Para a organização em geral a Gestão da Manutenção vem abordar, gerenciar e definir uma tecnologia de manutenção que esclareça as causas das avarias nas máquinas e nos produtos, com base na análise dos tipos de problemas dos equipamentos e dos defeitos resultantes. É responsável por diversos serviços e tarefas, tais como, projetos, montagem, construção, manutenção, limpeza, conservação e a manutenção propriamente dita de todas as instalações da organização.

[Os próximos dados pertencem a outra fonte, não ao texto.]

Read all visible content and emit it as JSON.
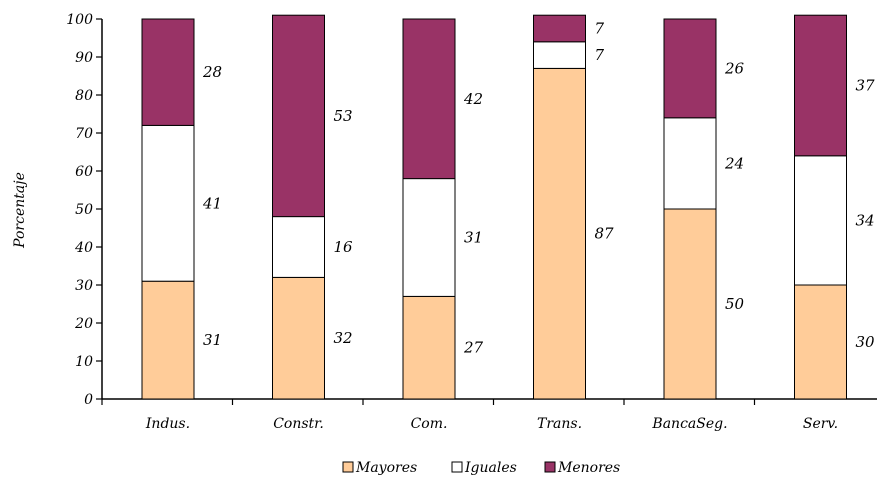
{
  "chart_data": {
    "type": "bar",
    "stacked": true,
    "title": "",
    "xlabel": "",
    "ylabel": "Porcentaje",
    "ylim": [
      0,
      100
    ],
    "yticks": [
      0,
      10,
      20,
      30,
      40,
      50,
      60,
      70,
      80,
      90,
      100
    ],
    "categories": [
      "Indus.",
      "Constr.",
      "Com.",
      "Trans.",
      "BancaSeg.",
      "Serv."
    ],
    "series": [
      {
        "name": "Mayores",
        "color": "#FFCC99",
        "values": [
          31,
          32,
          27,
          87,
          50,
          30
        ]
      },
      {
        "name": "Iguales",
        "color": "#FFFFFF",
        "values": [
          41,
          16,
          31,
          7,
          24,
          34
        ]
      },
      {
        "name": "Menores",
        "color": "#993366",
        "values": [
          28,
          53,
          42,
          7,
          26,
          37
        ]
      }
    ],
    "grid": false,
    "legend_position": "bottom"
  }
}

Segundo [MISHAWAKA, 1993], “[...] os objetivos próprios de uma gerência de manutenção moderna são: maximizar a produção com menor custo e a mais alta qualidade sem infringir normas de segurança e causar danos ao meio ambiente”. Pelo que sabemos até agora, desde a invenção da Máquina a vapor, nossos estudos tem se baseado em propor formas mais eficientes de organizar o processo fabril, a fim de atingir o máximo de produtividade. Estudos estes com bandeira levantada pelos engenheiros Frederick Winslow Taylor e Henry Fayol. Tanto um como o outro, teve a preocupação de submeter o trabalhador ao ritmo da máquina, tendo como exigência o domínio de habilidades específicas. Só que com todas as mudanças tecnológicas até então ocorridas para atenderem as necessidades de suprir as novas exigências do mercado, esqueceram-se de qualificar o trabalhador. Vamos partir do princípio que o homem é a peça chave para o sucesso de qualquer atividade e para que este profissional garanta sua integridade operacional, o mesmo venha realizar suas tarefas em máquinas e equipamento que estejam em constante manutenção. A manutenção embora despercebida, ela sempre existiu, mesmo nas épocas mais remotas. Foi por volta do Séc. XVI, na Europa Central, juntamente com o surgimento do relógio mecânico, que apareceram os primeiros técnicos em montagem e assistência. Ela só firmou-se na Segunda Guerra Mundial, mesmo existindo ao longo da Revolução Industrial. Fica aqui registrada a importância da Gestão da Manutenção, pois é uma forma eficiente, combatendo o desperdício e proporcionando um ambiente de trabalho limpo, seguro, agradável e higiênico, contribuindo para o aumento da produtividade e lucratividade da organização. “A manutenção não deve ser apenas aquela que conserta, mas, sim, aquela que elimina a necessidade de consertar” (anônimo).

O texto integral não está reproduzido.